We have experienced moments with those qualities.

God the Adverb

God the adverb expands on the idea of God the adjective. While adjectives modify nouns, adverbs modify verbs or adjectives or other adverbs. So things, events, experiences can have the God quality – and so can activities, and qualities themselves.

God the Interjection

Oh, God!

This is the most popular of all uses of God, isn’t it?

Interjections don’t assert, don’t make a claim, nor are they any part of the content of an assertion or claim. They just express. They are the speech of the speechless. Interjections are what we use when we are filled with something, and it wants to come out, but we don’t know what to say. They are a moan, or a yelp, or cry, beyond what we can articulate.

God is wow. God is ouch. God is yippee! God is arrgh! God is hmm. God is "yum!" and God is "ew, yuck." And certainly God is "Oh, God!"

“Oh, God!” may be the most honest -- and ultimately the most accurate -- God-talk there is. To that, I have just one further interjection:



  1. " It's a common reply, when someone says they don’t believe in God, to answer: 'Tell me about this God you don't believe in, because I probably don't believe in that one either.'"

    This dismissive quip towards atheists comes from the late Rev. Forrest Church. A dismissive quip deserves a dismissive reply which already exists in the blogosphere -- "I don't believe in a god that exists."

  2. Steve, Thanks for reading, and thanks for filling in the attribution to Forrest Church. Hope things are going well for you out in Bossier City, LA.

    Don't know if you made it past my first paragraph.
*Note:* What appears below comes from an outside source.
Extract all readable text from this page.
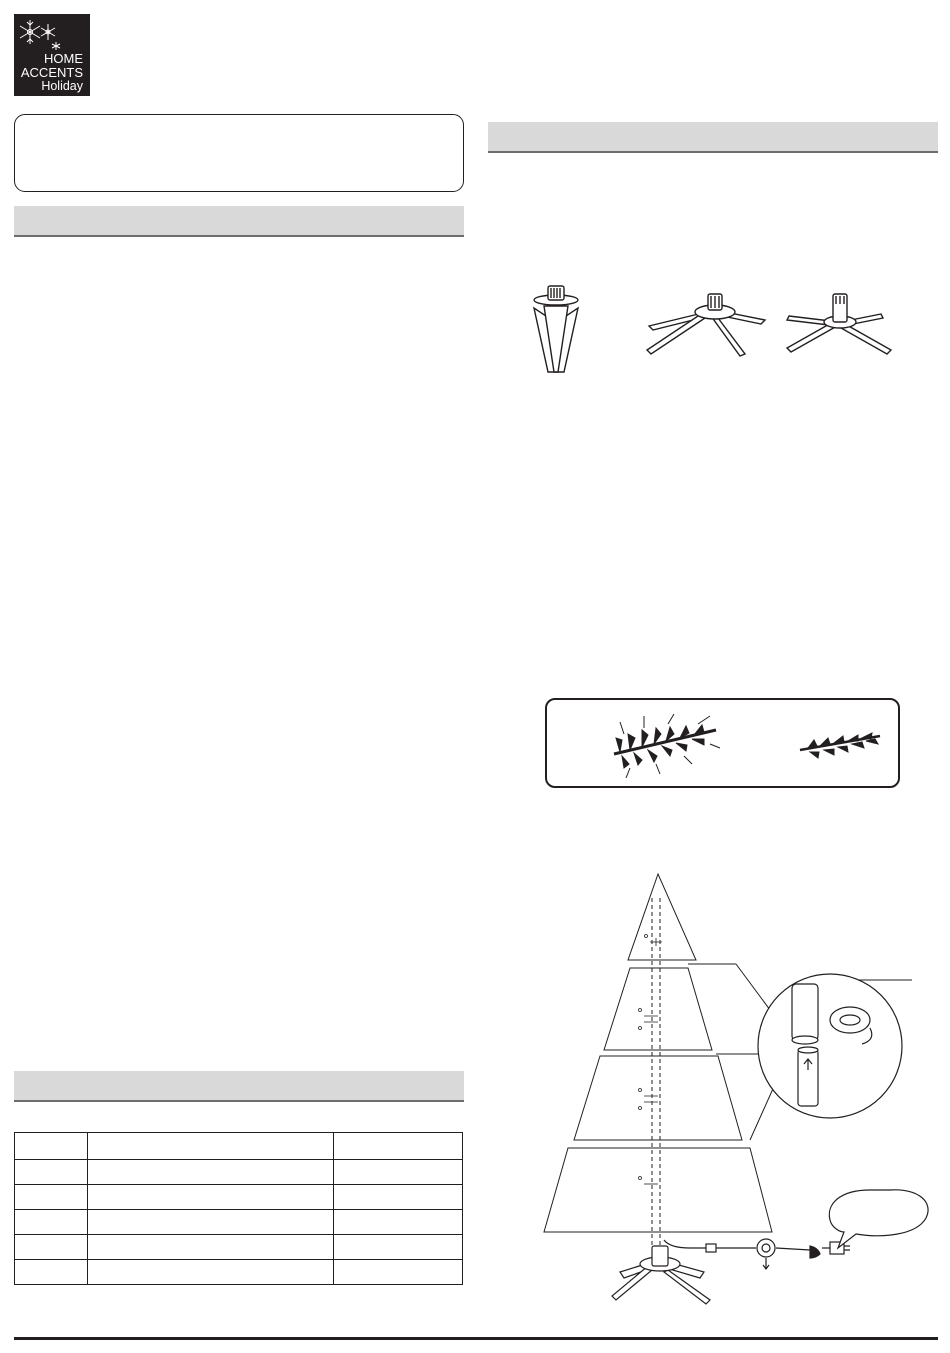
HOME
ACCENTS
Holiday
It seems to me that "God doesn't exist" (or "I don't believe in a God that exists") is as vacuous a thing to say as "God exists" is. Both assertions are without ontological content and serve only to affirm one's tribal identification.

    That said, we humans are, after all, made to be tribal beings. Our tribe can't help but matter to us (though it need not matter a lot). I'm gathering that you identify with the tribe that names itself "atheists" -- and regardless of whether the name has any more content to it than "Bears" has as the name of the Chicago football team, you'd like your tribe to be treated more respectfully -- is that right?

  3. Don't know if you made it past my first paragraph. It seems to me that "God doesn't exist" (or "I don't believe in a God that exists") is as vacuous a thing to say as "God exists" is. Both assertions are without ontological content and serve only to affirm one's tribal identification.


    I did read your entire article. It's amazing the linguistic gymnastics and contortions that are needed to keep the word "god" in discussions beyond being a character in ancient texts.

    The "I don't believe in a God that exists" is intended as a dismissive reply to those who use the Forrest Church quip. Nothing more, nothing less.

    In terms of serious ontological discussion, all I can say is that evidence for the existence of any god or gods is lacking at this time. Of course, absence of evidence isn't evidence of absence.

    But any burden of proof is the responsibility of a person making the positive claim.

    1. Hullo, Steve,

      Of course, if "god" is the name we give to "all the evidence that there is," then there isn't any evidence of anything that isn't also evidence of god. You see?